Description:

I strat this project because manipulating data and making plots in R can sometimes be annoying. One may just don’t get what they want exactly even though they have tried many times. The Internet is a great place to looking for help, like Google and Stackoverflow, but you still may get more of a general guidence rather than the exact solution. Furthermore, if you don’t record the problem and solution in an appropriate way, you may face the exact struggle somewhere in the future. It’s obviously very inefficient. Therefore, I wrote this package and plans to keep updating it by adding functions about processing and plotting data in R. I will also keep writing and updating blogs about using this package to solve real data analysis problems. Now this package assembles functions from commonly used R package in explanatory data analysis to build a toolbox that can be easily implemented even for beginners in this field. It has a designed emphasis on business analysis, so it is especially useful in cross-sectional data or panel data analysis. The package tries to balance between simplicity and flexibility. Most functions can be easily implemented while offering further control parameters to customerize result.

Category of functions:

The functions in this package is mainly distributed into the following three categories:

  1. Data Processing Functions: transfer between numerical and categorical data, impute missing values, and get special summary information.

  2. Data Visualization Functions: commonly used plots used to show patterns of data

  3. Data Analysis Functions: functions about basic data analysis

List of functions and their features:

The following table summarizes the available functions in the package and their features.
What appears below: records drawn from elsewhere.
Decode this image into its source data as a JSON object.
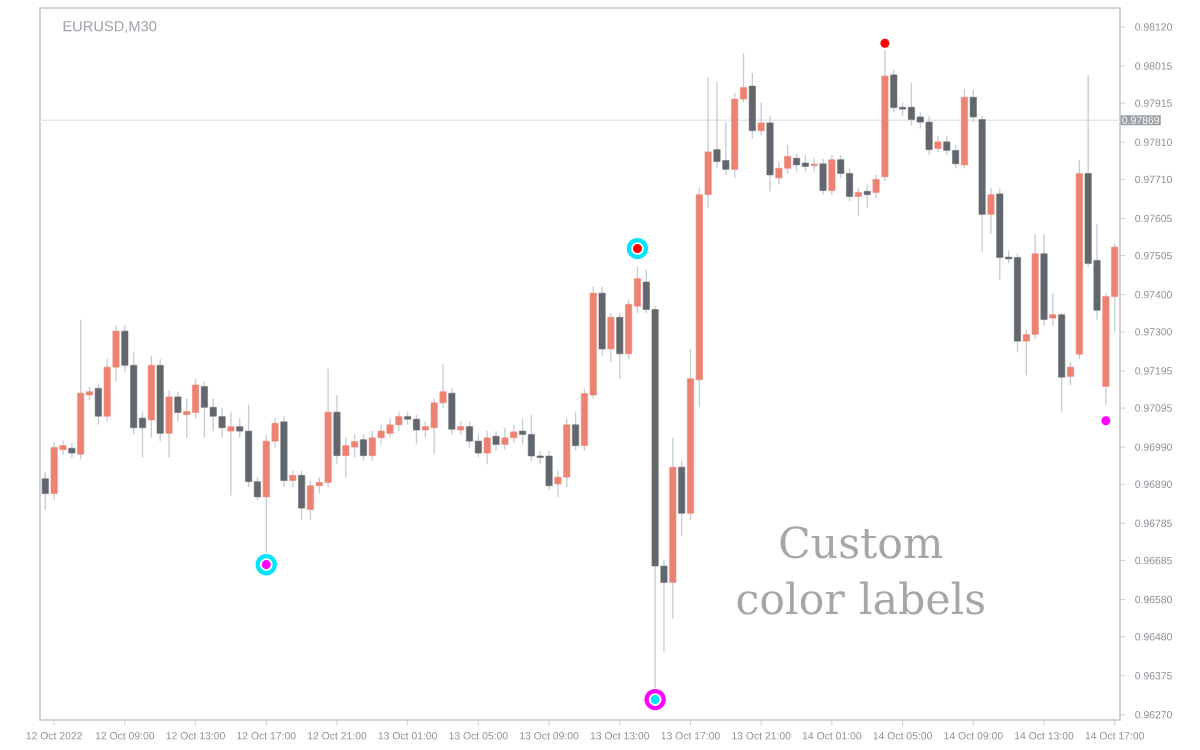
{
  "chart_data": {
    "type": "candlestick",
    "title": "EURUSD,M30",
    "annotations": [
      "Custom color labels"
    ],
    "x": [
      "2022-10-12T04:30",
      "2022-10-12T05:00",
      "2022-10-12T05:30",
      "2022-10-12T06:00",
      "2022-10-12T06:30",
      "2022-10-12T07:00",
      "2022-10-12T07:30",
      "2022-10-12T08:00",
      "2022-10-12T08:30",
      "2022-10-12T09:00",
      "2022-10-12T09:30",
      "2022-10-12T10:00",
      "2022-10-12T10:30",
      "2022-10-12T11:00",
      "2022-10-12T11:30",
      "2022-10-12T12:00",
      "2022-10-12T12:30",
      "2022-10-12T13:00",
      "2022-10-12T13:30",
      "2022-10-12T14:00",
      "2022-10-12T14:30",
      "2022-10-12T15:00",
      "2022-10-12T15:30",
      "2022-10-12T16:00",
      "2022-10-12T16:30",
      "2022-10-12T17:00",
      "2022-10-12T17:30",
      "2022-10-12T18:00",
      "2022-10-12T18:30",
      "2022-10-12T19:00",
      "2022-10-12T19:30",
      "2022-10-12T20:00",
      "2022-10-12T20:30",
      "2022-10-12T21:00",
      "2022-10-12T21:30",
      "2022-10-12T22:00",
      "2022-10-12T22:30",
      "2022-10-12T23:00",
      "2022-10-12T23:30",
      "2022-10-13T00:00",
      "2022-10-13T00:30",
      "2022-10-13T01:00",
      "2022-10-13T01:30",
      "2022-10-13T02:00",
      "2022-10-13T02:30",
      "2022-10-13T03:00",
      "2022-10-13T03:30",
      "2022-10-13T04:00",
      "2022-10-13T04:30",
      "2022-10-13T05:00",
      "2022-10-13T05:30",
      "2022-10-13T06:00",
      "2022-10-13T06:30",
      "2022-10-13T07:00",
      "2022-10-13T07:30",
      "2022-10-13T08:00",
      "2022-10-13T08:30",
      "2022-10-13T09:00",
      "2022-10-13T09:30",
      "2022-10-13T10:00",
      "2022-10-13T10:30",
      "2022-10-13T11:00",
      "2022-10-13T11:30",
      "2022-10-13T12:00",
      "2022-10-13T12:30",
      "2022-10-13T13:00",
      "2022-10-13T13:30",
      "2022-10-13T14:00",
      "2022-10-13T14:30",
      "2022-10-13T15:00",
      "2022-10-13T15:30",
      "2022-10-13T16:00",
      "2022-10-13T16:30",
      "2022-10-13T17:00",
      "2022-10-13T17:30",
      "2022-10-13T18:00",
      "2022-10-13T18:30",
      "2022-10-13T19:00",
      "2022-10-13T19:30",
      "2022-10-13T20:00",
      "2022-10-13T20:30",
      "2022-10-13T21:00",
      "2022-10-13T21:30",
      "2022-10-13T22:00",
      "2022-10-13T22:30",
      "2022-10-13T23:00",
      "2022-10-13T23:30",
      "2022-10-14T00:00",
      "2022-10-14T00:30",
      "2022-10-14T01:00",
      "2022-10-14T01:30",
      "2022-10-14T02:00",
      "2022-10-14T02:30",
      "2022-10-14T03:00",
      "2022-10-14T03:30",
      "2022-10-14T04:00",
      "2022-10-14T04:30",
      "2022-10-14T05:00",
      "2022-10-14T05:30",
      "2022-10-14T06:00",
      "2022-10-14T06:30",
      "2022-10-14T07:00",
      "2022-10-14T07:30",
      "2022-10-14T08:00",
      "2022-10-14T08:30",
      "2022-10-14T09:00",
      "2022-10-14T09:30",
      "2022-10-14T10:00",
      "2022-10-14T10:30",
      "2022-10-14T11:00",
      "2022-10-14T11:30",
      "2022-10-14T12:00",
      "2022-10-14T12:30",
      "2022-10-14T13:00",
      "2022-10-14T13:30",
      "2022-10-14T14:00",
      "2022-10-14T14:30",
      "2022-10-14T15:00",
      "2022-10-14T15:30",
      "2022-10-14T16:00",
      "2022-10-14T16:30",
      "2022-10-14T17:00"
    ],
    "ohlc": [
      [
        0.96905,
        0.96923,
        0.96821,
        0.96865
      ],
      [
        0.96865,
        0.97003,
        0.96847,
        0.96989
      ],
      [
        0.96983,
        0.97008,
        0.96969,
        0.96994
      ],
      [
        0.96987,
        0.97001,
        0.9696,
        0.96974
      ],
      [
        0.96971,
        0.97333,
        0.96957,
        0.97135
      ],
      [
        0.9713,
        0.97153,
        0.97116,
        0.97139
      ],
      [
        0.97148,
        0.97162,
        0.9705,
        0.97073
      ],
      [
        0.97073,
        0.97227,
        0.97059,
        0.97205
      ],
      [
        0.97205,
        0.97316,
        0.97166,
        0.97302
      ],
      [
        0.97302,
        0.97319,
        0.97192,
        0.9721
      ],
      [
        0.9721,
        0.97245,
        0.97024,
        0.97042
      ],
      [
        0.97068,
        0.97086,
        0.96962,
        0.97042
      ],
      [
        0.97063,
        0.97236,
        0.97015,
        0.9721
      ],
      [
        0.9721,
        0.97227,
        0.97006,
        0.97027
      ],
      [
        0.97027,
        0.97142,
        0.96962,
        0.97125
      ],
      [
        0.97125,
        0.97139,
        0.97059,
        0.97083
      ],
      [
        0.97077,
        0.97121,
        0.97015,
        0.97086
      ],
      [
        0.97083,
        0.97174,
        0.97068,
        0.97157
      ],
      [
        0.97153,
        0.97166,
        0.97015,
        0.97097
      ],
      [
        0.97097,
        0.97121,
        0.97033,
        0.97073
      ],
      [
        0.97072,
        0.97095,
        0.97015,
        0.97042
      ],
      [
        0.97033,
        0.97086,
        0.9686,
        0.97045
      ],
      [
        0.97045,
        0.97068,
        0.97015,
        0.97033
      ],
      [
        0.97033,
        0.97104,
        0.96883,
        0.96897
      ],
      [
        0.96897,
        0.96909,
        0.96847,
        0.96856
      ],
      [
        0.96856,
        0.97024,
        0.96706,
        0.97006
      ],
      [
        0.97006,
        0.97068,
        0.96989,
        0.97054
      ],
      [
        0.97058,
        0.97072,
        0.96883,
        0.969
      ],
      [
        0.969,
        0.96927,
        0.96883,
        0.96914
      ],
      [
        0.96914,
        0.96927,
        0.96794,
        0.96826
      ],
      [
        0.96822,
        0.969,
        0.96794,
        0.96886
      ],
      [
        0.96886,
        0.96909,
        0.96865,
        0.96895
      ],
      [
        0.96895,
        0.97201,
        0.96883,
        0.97084
      ],
      [
        0.97084,
        0.9713,
        0.96944,
        0.96967
      ],
      [
        0.96967,
        0.97015,
        0.96909,
        0.96994
      ],
      [
        0.9699,
        0.97024,
        0.96962,
        0.97005
      ],
      [
        0.9701,
        0.97024,
        0.96953,
        0.96967
      ],
      [
        0.96967,
        0.97033,
        0.96953,
        0.97015
      ],
      [
        0.97015,
        0.9705,
        0.96997,
        0.97033
      ],
      [
        0.97027,
        0.97068,
        0.97015,
        0.9705
      ],
      [
        0.9705,
        0.97086,
        0.97033,
        0.97072
      ],
      [
        0.97072,
        0.97086,
        0.9705,
        0.97065
      ],
      [
        0.97065,
        0.97077,
        0.96997,
        0.97036
      ],
      [
        0.97036,
        0.97059,
        0.97015,
        0.97045
      ],
      [
        0.97042,
        0.97121,
        0.96971,
        0.97109
      ],
      [
        0.97109,
        0.97213,
        0.97095,
        0.97139
      ],
      [
        0.97135,
        0.97148,
        0.97024,
        0.97038
      ],
      [
        0.97036,
        0.97059,
        0.97024,
        0.97045
      ],
      [
        0.97045,
        0.97059,
        0.96989,
        0.97006
      ],
      [
        0.97006,
        0.97024,
        0.96962,
        0.96974
      ],
      [
        0.96974,
        0.97033,
        0.96944,
        0.97015
      ],
      [
        0.97019,
        0.97033,
        0.9698,
        0.96997
      ],
      [
        0.96997,
        0.97042,
        0.96983,
        0.97015
      ],
      [
        0.97015,
        0.9705,
        0.97001,
        0.97031
      ],
      [
        0.97033,
        0.97065,
        0.96997,
        0.97024
      ],
      [
        0.97024,
        0.97077,
        0.96953,
        0.96966
      ],
      [
        0.96966,
        0.9698,
        0.96944,
        0.96962
      ],
      [
        0.96966,
        0.9698,
        0.96874,
        0.96886
      ],
      [
        0.96891,
        0.96927,
        0.96856,
        0.96909
      ],
      [
        0.96909,
        0.97068,
        0.96883,
        0.9705
      ],
      [
        0.9705,
        0.97086,
        0.9698,
        0.96994
      ],
      [
        0.96994,
        0.97148,
        0.9698,
        0.97134
      ],
      [
        0.9713,
        0.97422,
        0.97121,
        0.97404
      ],
      [
        0.97404,
        0.97422,
        0.97236,
        0.97254
      ],
      [
        0.97254,
        0.97351,
        0.97218,
        0.97339
      ],
      [
        0.97339,
        0.97351,
        0.97174,
        0.97241
      ],
      [
        0.97241,
        0.97386,
        0.97227,
        0.97374
      ],
      [
        0.97369,
        0.97475,
        0.97351,
        0.97443
      ],
      [
        0.97434,
        0.97466,
        0.97351,
        0.9736
      ],
      [
        0.9736,
        0.97369,
        0.96343,
        0.9667
      ],
      [
        0.9667,
        0.96688,
        0.9644,
        0.96626
      ],
      [
        0.96626,
        0.97015,
        0.96529,
        0.96936
      ],
      [
        0.96936,
        0.96953,
        0.9675,
        0.96812
      ],
      [
        0.96812,
        0.97254,
        0.96794,
        0.97174
      ],
      [
        0.97171,
        0.97687,
        0.971,
        0.97669
      ],
      [
        0.97669,
        0.97984,
        0.97634,
        0.97784
      ],
      [
        0.9779,
        0.97973,
        0.9774,
        0.97758
      ],
      [
        0.97761,
        0.97864,
        0.97722,
        0.97737
      ],
      [
        0.97737,
        0.97943,
        0.97714,
        0.97926
      ],
      [
        0.97926,
        0.98049,
        0.97917,
        0.97957
      ],
      [
        0.97961,
        0.97996,
        0.9782,
        0.97841
      ],
      [
        0.97841,
        0.97917,
        0.97828,
        0.97862
      ],
      [
        0.97862,
        0.97881,
        0.97678,
        0.97722
      ],
      [
        0.97714,
        0.97758,
        0.97696,
        0.9774
      ],
      [
        0.9774,
        0.97802,
        0.97726,
        0.97772
      ],
      [
        0.97767,
        0.97779,
        0.97731,
        0.97749
      ],
      [
        0.97754,
        0.97775,
        0.97731,
        0.97745
      ],
      [
        0.97747,
        0.97767,
        0.97731,
        0.97751
      ],
      [
        0.97752,
        0.97767,
        0.97669,
        0.9768
      ],
      [
        0.9768,
        0.97775,
        0.97669,
        0.97763
      ],
      [
        0.97763,
        0.97775,
        0.97714,
        0.97726
      ],
      [
        0.97726,
        0.9774,
        0.97652,
        0.97664
      ],
      [
        0.97664,
        0.97687,
        0.97613,
        0.97675
      ],
      [
        0.97678,
        0.97696,
        0.97634,
        0.97669
      ],
      [
        0.97675,
        0.97722,
        0.9766,
        0.9771
      ],
      [
        0.97717,
        0.98058,
        0.97705,
        0.97988
      ],
      [
        0.97991,
        0.98005,
        0.9789,
        0.97903
      ],
      [
        0.97904,
        0.97917,
        0.97881,
        0.97899
      ],
      [
        0.97904,
        0.9797,
        0.97855,
        0.97871
      ],
      [
        0.97878,
        0.9789,
        0.97846,
        0.97864
      ],
      [
        0.97864,
        0.97881,
        0.97775,
        0.9779
      ],
      [
        0.97793,
        0.97828,
        0.97784,
        0.97811
      ],
      [
        0.97811,
        0.97828,
        0.97775,
        0.97788
      ],
      [
        0.97788,
        0.97802,
        0.9774,
        0.97752
      ],
      [
        0.97749,
        0.97952,
        0.9774,
        0.97931
      ],
      [
        0.97931,
        0.97952,
        0.97864,
        0.97878
      ],
      [
        0.97871,
        0.97881,
        0.97514,
        0.97616
      ],
      [
        0.97616,
        0.97687,
        0.97563,
        0.97669
      ],
      [
        0.97671,
        0.97687,
        0.9744,
        0.975
      ],
      [
        0.97501,
        0.97519,
        0.97484,
        0.97496
      ],
      [
        0.975,
        0.9751,
        0.97245,
        0.97275
      ],
      [
        0.97275,
        0.97307,
        0.97183,
        0.97293
      ],
      [
        0.97293,
        0.97563,
        0.9728,
        0.9751
      ],
      [
        0.9751,
        0.97563,
        0.97316,
        0.97333
      ],
      [
        0.97337,
        0.97404,
        0.97316,
        0.97346
      ],
      [
        0.97346,
        0.97351,
        0.97083,
        0.97178
      ],
      [
        0.9718,
        0.97218,
        0.97157,
        0.97205
      ],
      [
        0.9724,
        0.97761,
        0.97227,
        0.97726
      ],
      [
        0.97726,
        0.97991,
        0.97475,
        0.97484
      ],
      [
        0.97492,
        0.9759,
        0.97333,
        0.97358
      ],
      [
        0.97153,
        0.97404,
        0.97104,
        0.97395
      ],
      [
        0.97395,
        0.97537,
        0.97298,
        0.97528
      ]
    ],
    "colors": [
      "#62676d",
      "#ee8272",
      "#ee8272",
      "#62676d",
      "#ee8272",
      "#ee8272",
      "#62676d",
      "#ee8272",
      "#ee8272",
      "#62676d",
      "#62676d",
      "#62676d",
      "#ee8272",
      "#62676d",
      "#ee8272",
      "#62676d",
      "#ee8272",
      "#ee8272",
      "#62676d",
      "#62676d",
      "#62676d",
      "#ee8272",
      "#62676d",
      "#62676d",
      "#62676d",
      "#ee8272",
      "#ee8272",
      "#62676d",
      "#ee8272",
      "#62676d",
      "#ee8272",
      "#ee8272",
      "#ee8272",
      "#62676d",
      "#ee8272",
      "#ee8272",
      "#62676d",
      "#ee8272",
      "#ee8272",
      "#ee8272",
      "#ee8272",
      "#62676d",
      "#62676d",
      "#ee8272",
      "#ee8272",
      "#ee8272",
      "#62676d",
      "#ee8272",
      "#62676d",
      "#62676d",
      "#ee8272",
      "#62676d",
      "#ee8272",
      "#ee8272",
      "#62676d",
      "#62676d",
      "#62676d",
      "#62676d",
      "#ee8272",
      "#ee8272",
      "#62676d",
      "#ee8272",
      "#ee8272",
      "#62676d",
      "#ee8272",
      "#62676d",
      "#ee8272",
      "#ee8272",
      "#62676d",
      "#62676d",
      "#62676d",
      "#ee8272",
      "#62676d",
      "#ee8272",
      "#ee8272",
      "#ee8272",
      "#62676d",
      "#62676d",
      "#ee8272",
      "#ee8272",
      "#62676d",
      "#ee8272",
      "#62676d",
      "#ee8272",
      "#ee8272",
      "#62676d",
      "#62676d",
      "#ee8272",
      "#62676d",
      "#ee8272",
      "#62676d",
      "#62676d",
      "#ee8272",
      "#62676d",
      "#ee8272",
      "#ee8272",
      "#62676d",
      "#62676d",
      "#62676d",
      "#62676d",
      "#62676d",
      "#ee8272",
      "#62676d",
      "#62676d",
      "#ee8272",
      "#62676d",
      "#62676d",
      "#ee8272",
      "#62676d",
      "#62676d",
      "#62676d",
      "#ee8272",
      "#ee8272",
      "#62676d",
      "#ee8272",
      "#62676d",
      "#ee8272",
      "#ee8272",
      "#62676d",
      "#62676d",
      "#ee8272",
      "#ee8272"
    ],
    "series": [
      {
        "type": "scatter",
        "x": [
          "2022-10-12T17:00",
          "2022-10-13T14:00",
          "2022-10-13T15:00"
        ],
        "values": [
          0.96674,
          0.97524,
          0.96311
        ],
        "colors": [
          "#00e5ff",
          "#00e5ff",
          "#ff00ff"
        ]
      },
      {
        "type": "scatter",
        "marker": "circle",
        "x": [
          "2022-10-12T17:00",
          "2022-10-13T14:00",
          "2022-10-13T15:00",
          "2022-10-14T04:00",
          "2022-10-14T16:30"
        ],
        "values": [
          0.96674,
          0.97524,
          0.96311,
          0.98076,
          0.97061
        ],
        "colors": [
          "#ff00ff",
          "#ff0000",
          "#00e5ff",
          "#ff0000",
          "#ff00ff"
        ]
      }
    ],
    "ref_lines": [
      {
        "axis": "y",
        "value": 0.97869,
        "label": "0.97869",
        "color": "#e4e6ea"
      }
    ],
    "xlim": [
      "2022-10-12T04:12",
      "2022-10-14T17:18"
    ],
    "ylim": [
      0.96256,
      0.98171
    ],
    "xticks": [
      {
        "value": "2022-10-12T05:00",
        "label": "12 Oct 2022"
      },
      {
        "value": "2022-10-12T09:00",
        "label": "12 Oct 09:00"
      },
      {
        "value": "2022-10-12T13:00",
        "label": "12 Oct 13:00"
      },
      {
        "value": "2022-10-12T17:00",
        "label": "12 Oct 17:00"
      },
      {
        "value": "2022-10-12T21:00",
        "label": "12 Oct 21:00"
      },
      {
        "value": "2022-10-13T01:00",
        "label": "13 Oct 01:00"
      },
      {
        "value": "2022-10-13T05:00",
        "label": "13 Oct 05:00"
      },
      {
        "value": "2022-10-13T09:00",
        "label": "13 Oct 09:00"
      },
      {
        "value": "2022-10-13T13:00",
        "label": "13 Oct 13:00"
      },
      {
        "value": "2022-10-13T17:00",
        "label": "13 Oct 17:00"
      },
      {
        "value": "2022-10-13T21:00",
        "label": "13 Oct 21:00"
      },
      {
        "value": "2022-10-14T01:00",
        "label": "14 Oct 01:00"
      },
      {
        "value": "2022-10-14T05:00",
        "label": "14 Oct 05:00"
      },
      {
        "value": "2022-10-14T09:00",
        "label": "14 Oct 09:00"
      },
      {
        "value": "2022-10-14T13:00",
        "label": "14 Oct 13:00"
      },
      {
        "value": "2022-10-14T17:00",
        "label": "14 Oct 17:00"
      }
    ],
    "yticks": [
      {
        "value": 0.9627,
        "label": "0.96270"
      },
      {
        "value": 0.96375,
        "label": "0.96375"
      },
      {
        "value": 0.9648,
        "label": "0.96480"
      },
      {
        "value": 0.9658,
        "label": "0.96580"
      },
      {
        "value": 0.96685,
        "label": "0.96685"
      },
      {
        "value": 0.96785,
        "label": "0.96785"
      },
      {
        "value": 0.9689,
        "label": "0.96890"
      },
      {
        "value": 0.9699,
        "label": "0.96990"
      },
      {
        "value": 0.97095,
        "label": "0.97095"
      },
      {
        "value": 0.97195,
        "label": "0.97195"
      },
      {
        "value": 0.973,
        "label": "0.97300"
      },
      {
        "value": 0.974,
        "label": "0.97400"
      },
      {
        "value": 0.97505,
        "label": "0.97505"
      },
      {
        "value": 0.97605,
        "label": "0.97605"
      },
      {
        "value": 0.9771,
        "label": "0.97710"
      },
      {
        "value": 0.9781,
        "label": "0.97810"
      },
      {
        "value": 0.97915,
        "label": "0.97915"
      },
      {
        "value": 0.98015,
        "label": "0.98015"
      },
      {
        "value": 0.9812,
        "label": "0.98120"
      }
    ]
  }
}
It will be updated with the package.

Function’s Name Function’s Feature
Data Processing Functions
column_class() Separate features by categorical or numerical
num2ctg() Numerical variable to categorical variabel
ord_ctg2num() Ordinal categorical variable to numerical variable
nom_ctg2num() Nominal categorical variable to numerical variable by dummy
impute_missing() impute missing value by mice
Data Visualization Functions
bar_plot() Stacked bar plot for multiple categories
bubble_plot() Bubble plot with color and size showing more information
corr_check() Pairs plot to check correlation between variables
distribution_plot() Three plotting types to show distribution
donut_plot() Donut plot to show percentage
double_axis() Combine bar plot and line plot with double axis
facet_bar() Separate bar plots in small facet for multiple categories
horizontal_bar() Horizontal bar plot showing percentage
label_bar_plot() Bar plot with a small label
lines_plot() Basic lines plot with options
lines_split_plot() Using subplot to show series with different range
line_ann_plot() Line plot with information on turning points
polar_cahrts() Drawing radar plot
rank_plot() Rank change plot of categories over index
Data Analysis Functions
cal_pct() Calculate percentage of each category
get_rank() Get rank of each category
lin_predict() Linear extrapolation with trend DLM
plm_basic() Stepwise model selection for plm